You can do this audit on any team’s setup in a one-hour session. The output is always more harness than they realised they had — and usually a clear list of three or four components that are weak, untested, or completely missing.

“Compare harnesses, swap models” as a planning principle

Once you accept the framing, it changes how you plan tooling decisions.

A team I talked to was halfway through a months-long evaluation of three coding agents — call them A, B, and C. They had a benchmark, they had reviewers, they had a scoring rubric. The problem was that every time a new model release dropped, one of the three vendors had a new version available and the rest didn’t. The rankings shuffled every two weeks. The team kept extending the evaluation window. Six months in they still didn’t have a recommendation.

The reframe was: stop trying to pick the agent. Pick the harness. Which of A, B, or C has the harness components your team actually needs — the skill system, the tool policy, the memory model, the orchestration features? Whose harness is most aligned with how your engineers already work? Whose is most extensible? Once you’ve picked the harness, the model underneath is a config knob. You can re-run the eval every time a new model drops, and the answer is “use the best model the harness supports” — a question that takes an hour, not a quarter.

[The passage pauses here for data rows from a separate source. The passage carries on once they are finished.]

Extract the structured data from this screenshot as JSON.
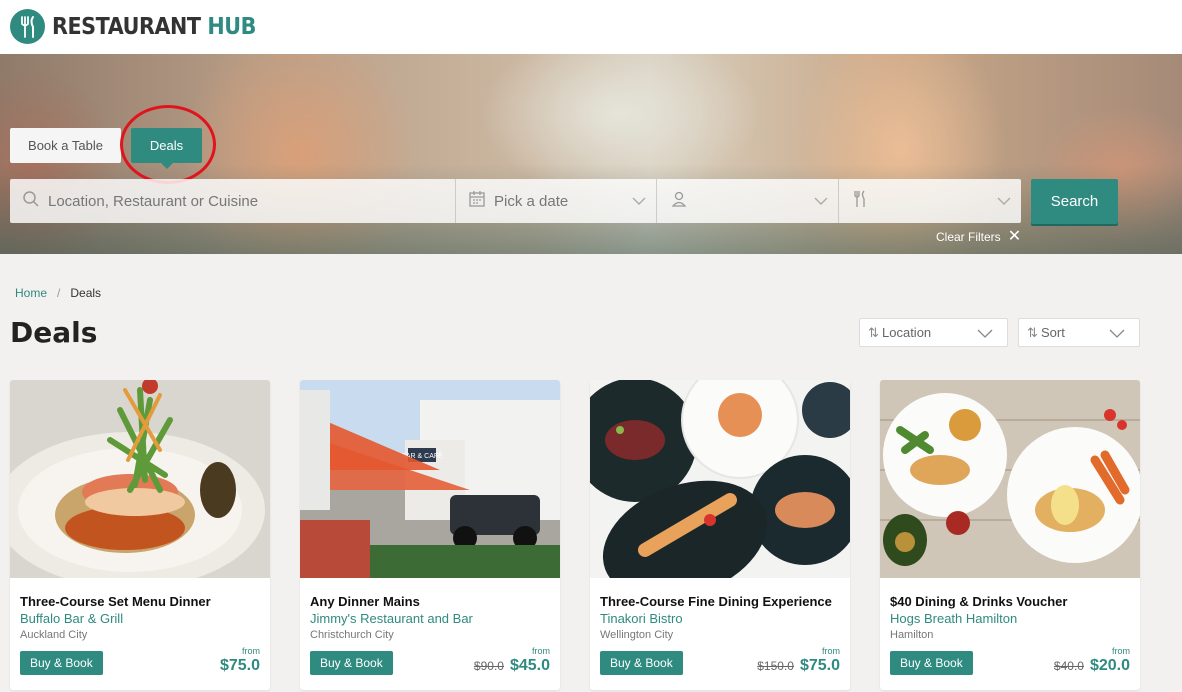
{
  "header": {
    "brand_part1": "RESTAURANT",
    "brand_part2": "HUB"
  },
  "hero": {
    "tabs": [
      {
        "label": "Book a Table",
        "active": false
      },
      {
        "label": "Deals",
        "active": true
      }
    ],
    "search": {
      "location_placeholder": "Location, Restaurant or Cuisine",
      "date_placeholder": "Pick a date",
      "guests_value": "",
      "meal_value": "",
      "button_label": "Search"
    },
    "clear_filters_label": "Clear Filters",
    "annotation_color": "#e0141c"
  },
  "breadcrumb": {
    "home": "Home",
    "separator": "/",
    "current": "Deals"
  },
  "page_title": "Deals",
  "filters": {
    "location_label": "Location",
    "sort_label": "Sort"
  },
  "colors": {
    "accent": "#2f8a80",
    "background": "#f2f1ef"
  },
  "cards": [
    {
      "title": "Three-Course Set Menu Dinner",
      "restaurant": "Buffalo Bar & Grill",
      "city": "Auckland City",
      "button": "Buy & Book",
      "from": "from",
      "old_price": "",
      "price": "$75.0"
    },
    {
      "title": "Any Dinner Mains",
      "restaurant": "Jimmy's Restaurant and Bar",
      "city": "Christchurch City",
      "button": "Buy & Book",
      "from": "from",
      "old_price": "$90.0",
      "price": "$45.0",
      "sign_text": "BAR & CAFÉ"
    },
    {
      "title": "Three-Course Fine Dining Experience",
      "restaurant": "Tinakori Bistro",
      "city": "Wellington City",
      "button": "Buy & Book",
      "from": "from",
      "old_price": "$150.0",
      "price": "$75.0"
    },
    {
      "title": "$40 Dining & Drinks Voucher",
      "restaurant": "Hogs Breath Hamilton",
      "city": "Hamilton",
      "button": "Buy & Book",
      "from": "from",
      "old_price": "$40.0",
      "price": "$20.0"
    }
  ]
}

They picked a harness in two weeks. The “which model” question became operational instead of strategic. The model-evaluation cycle went from quarterly to weekly. And the strategic conversation moved up a layer — to which skills to invest in, which policies to harden, what to add to the registry next.

Why this is underrated

Harness engineering is underrated for two reasons, and they’re related.

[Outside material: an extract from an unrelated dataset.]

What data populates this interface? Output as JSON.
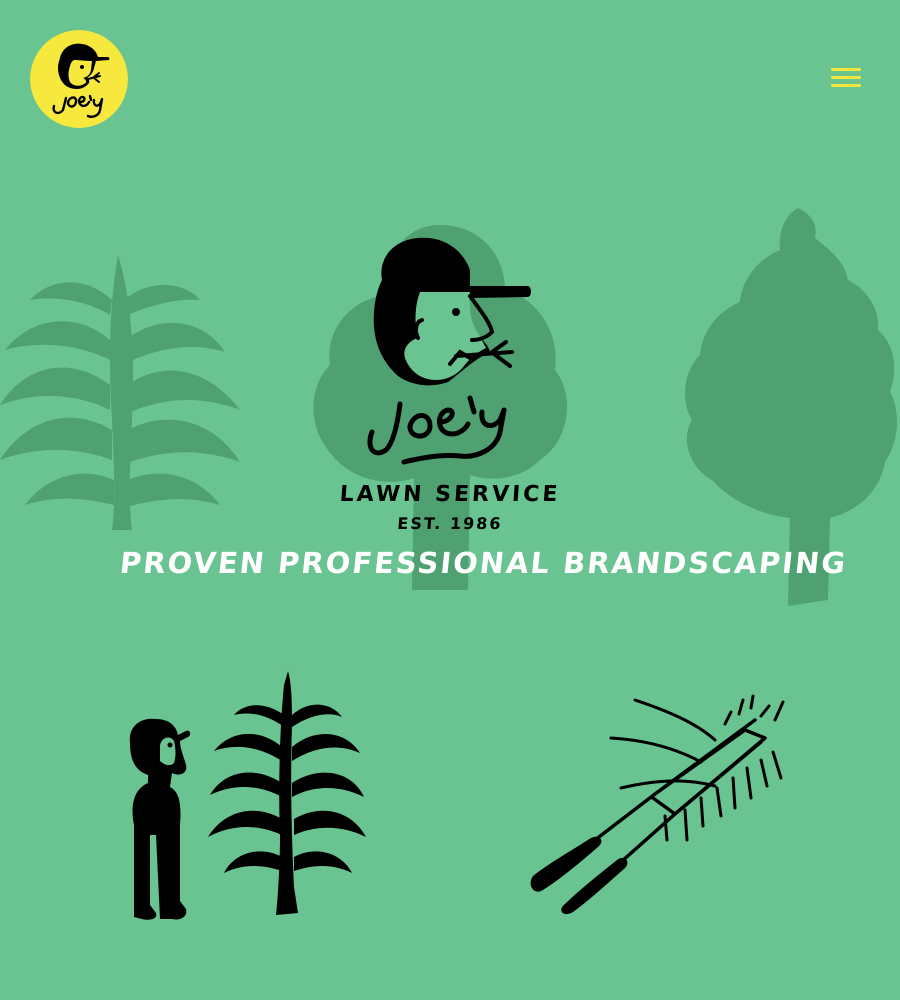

The first is that it doesn’t look like engineering when you’re doing it. You’re writing markdown files. You’re tuning a prompt that already mostly works. You’re adding a hook that blocks one specific command. None of these feel load-bearing in the moment. They all feel like small adjustments. But the compounding is real — six months of small adjustments produces a harness that does things off-the-shelf can’t, and you have no good way to externalise the value of that work.

The second is that the industry’s vocabulary lags the reality. “We’re evaluating AI tools” gets head-nods and budget. “We’re building a harness” gets a blank stare and a “what’s that?” The teams doing the most sophisticated work are often the ones with the worst story to tell about it, because they’re inside the work and the field hasn’t given them the words yet.

Naming it helps. So does writing it down, talking about it, and treating it like the discipline it is. The teams that get there first will spend the next two years compounding their advantage while everyone else re-runs the model benchmark for the eighth time.

What I’d Change

If I were starting a team’s AI engineering practice today, I’d do three things differently than I see most teams doing.

First, I’d write the harness audit checklist on day one and put it next to the methodology docs. Tool definitions, skill files, control flow, memory, policy — five components, scored honestly. Every quarter, score it again. Watch the components move.

Second, I’d separate the model-evaluation rig from the harness-evaluation rig. Model evals are short, narrow, and frequent — a benchmark you can run in an afternoon when a new release drops. Harness evals are longer, broader, and run on real tickets — quarterly at most, ideally tied to a real sprint where the team is using the harness in anger. Conflating the two is what produces the noise that makes the whole exercise feel pointless.

Third, I’d make the harness ownership explicit. One engineer, named, with a portion of their time allocated to harness work. Not a committee. Not “everyone.” A named person whose job is partly to keep the harness sharp. The teams I’ve seen do this end up six months ahead of the teams that don’t, and it’s not close.

The model is going to keep getting better. That’s table stakes. The harness is the part that’s yours.